Tim made custom jewelry and continued with his art and you supported him, doing the books, making jewelry yourself, taking various cooking jobs.  But what about your art? You were a beautiful drawer and painter. Were any of your dreams being fulfilled? Eventually you found a great group of women and did the illustrations for those support books, and also pursued your love of photography. And you were always there for Tim and us and our large extended family. Did you know three of our dearest friends felt you were their best friend and I’m sure if I asked a number of others, they’d say the same. I wonder if you were aware of the impact you had on so many people’s lives?

You weren’t the typical mom. There weren’t a lot of sit down meals prepared. Though you made sure we had our daily dose of peanut butter, garlic and cayenne pepper and tons of Vitamin C.  Keeping us clean certainly wasn’t a priority, nor was a set bedtime. When we were in our teens and wanted to try acid and mushrooms, you said fine, though you preferred we were at home so you could make sure we were ok. Sex too was fine, but again if we were home you knew we were safe. In the end I think your way worked.
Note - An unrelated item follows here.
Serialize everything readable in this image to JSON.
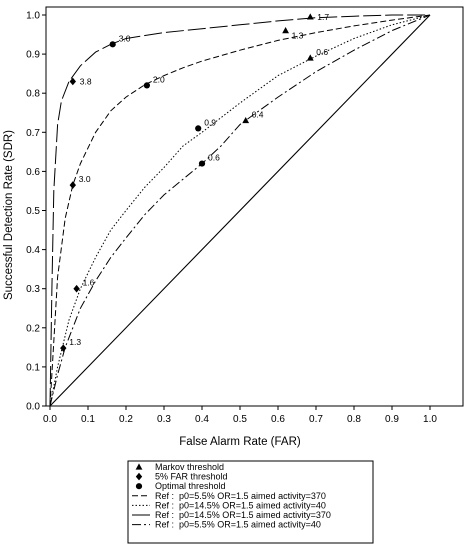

I look at Sapphire and her baby brother River and wonder if I can be that open and free with them. All I know is you gave me a safe and supportive place to think and grow, and always with the utmost respect. It’s funny, as I write this I find I’m only thinking of the good stuff. I wonder if you were alive today, if I would have any issues with you.

In 1987, a year after I left home, they found the brain tumor. You had to move from your peaceful, quiet home in the woods to an unfamiliar, empty house in town. And you hated it. I hear from friends you were scared but you never told me or talked to me about your fears. Did you try? After the operation you lost a lot of vision and became very dependent on Tim, a struggle for you both, but you made sure to see my plays, always so supportive. I was Grusha in The Caucasian Chalk Circle, and you loved it. I remember seeing you in the audience and noticing you had your eyes closed. How bad was your vision? We never talked about it. You were changed, scared, timid (you could never be considered timid before), you carried now an unsure-ness with you. Your great verve for life diminished, though your amazing spark was still there.

Two in the morning, Tim called, choked out the words ‘Emma is dying’ taken to hospital in Victoria. He asked if I wanted to see you before they took you off life support. I said no, I didn’t want that to be my last image of you. Did that hurt your feelings? I’ve always wondered. Tim said he felt a powerful energy enter him as you were dying in his arms at home in the bathroom. You had just come back from an evening walk with Tim and Judy, our dog.

We were just getting reconnected again. I felt I was just getting interested in you again, wanting to know about your life, your childhood, your dreams, your thoughts. I feel ripped off.

When I dream about you, are you stopping by to say “Hi”? You always have a big smile on your face and give me a hug and then off you go.